Türkiye Komünist Partisi Genel Sekreteri Kemal Okuyan, seçim sonuçlarına dair soL'a değerlendirmelerde bulundu.

Okuyan, seçim usulsüzlüklerine ilişkin, "Bu siyasi partiler ve seçim kanunu ve YSK ile sağlıklı, adil bir seçim imkansızdır. Ancak bunu sadece TKP’nin söylemesi yetmiyor" derken, "Seçmen kayıt listeleri, mükerrer oy kullanımına açık olan uygulamalar, bütün bunların karşısında temel yaptırım seçimlerin meşru olmadığını söyleyebilmek ve asgari koşullar sağlanmadan yapılacak seçimleri tanımamaktır.
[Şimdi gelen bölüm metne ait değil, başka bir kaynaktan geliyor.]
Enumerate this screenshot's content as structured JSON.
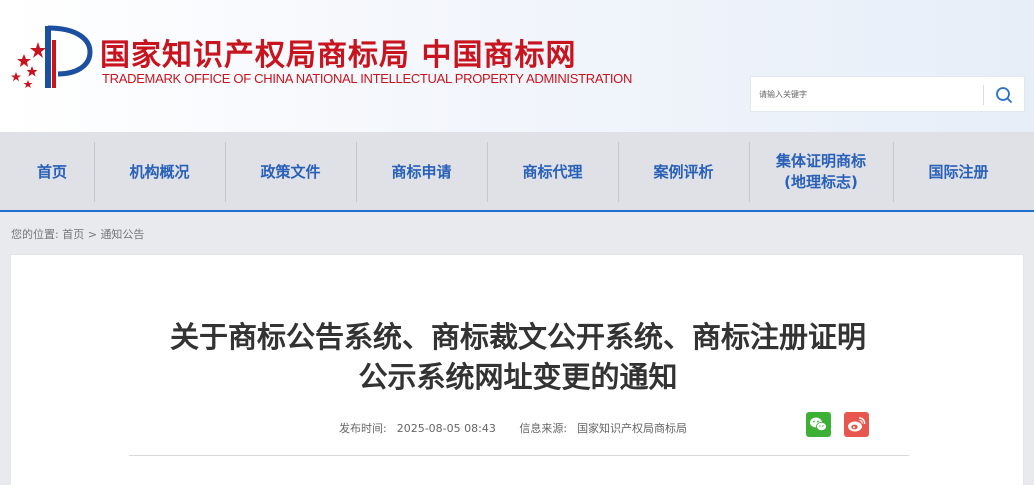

Ancak düzen muhalefeti her defasında “ne yaparlarsa yapsınlar bu seçimleri alırız” iyimserliğini yayarak toplumu uyuşturmaktadır" vurgusunda bulundu.

İkinci tur öncesi söylem tartışmalarına da değinen Okuyan, "İkinci tura 'şöyle bir söylemle hareket edersek şu oyu alırız' hesaplarıyla hazırlananlar terk edilmelidir. Milliyetçi oylar alınacakmış! Bu anlayışı terk edin. On yıl önce bu halk neden Erdoğan’a itiraz ediyorsa o ruhla hareket edilmelidir. İkinci tur seçimleri Erdoğan’ın bu topluma diz çöktüremediğini göstermek için önemsenmelidir" ifadesini kullandı.

TKP Genel Sekreteri partisine oy veren ve vermeyenlere de seslenirken, "Yeri gelmişken TKP’ye oy verenlere teşekkür ediyoruz. TKP’ye oy vermekten son anda vazgeçenlere de… TKP’ye hak verip başka partilere oy veren herkese… Sizin varlığınız bizim umudumuzun bir kaynağıdır. Ama bizi asıl umutlandıran sosyalizmin mutlaka kazanacak olmasıdır. Bu siyasi tablo, Türkiye’yi taşıyamaz. Ya da… Halkımız bu Meclis’ten büyüktür" dedi.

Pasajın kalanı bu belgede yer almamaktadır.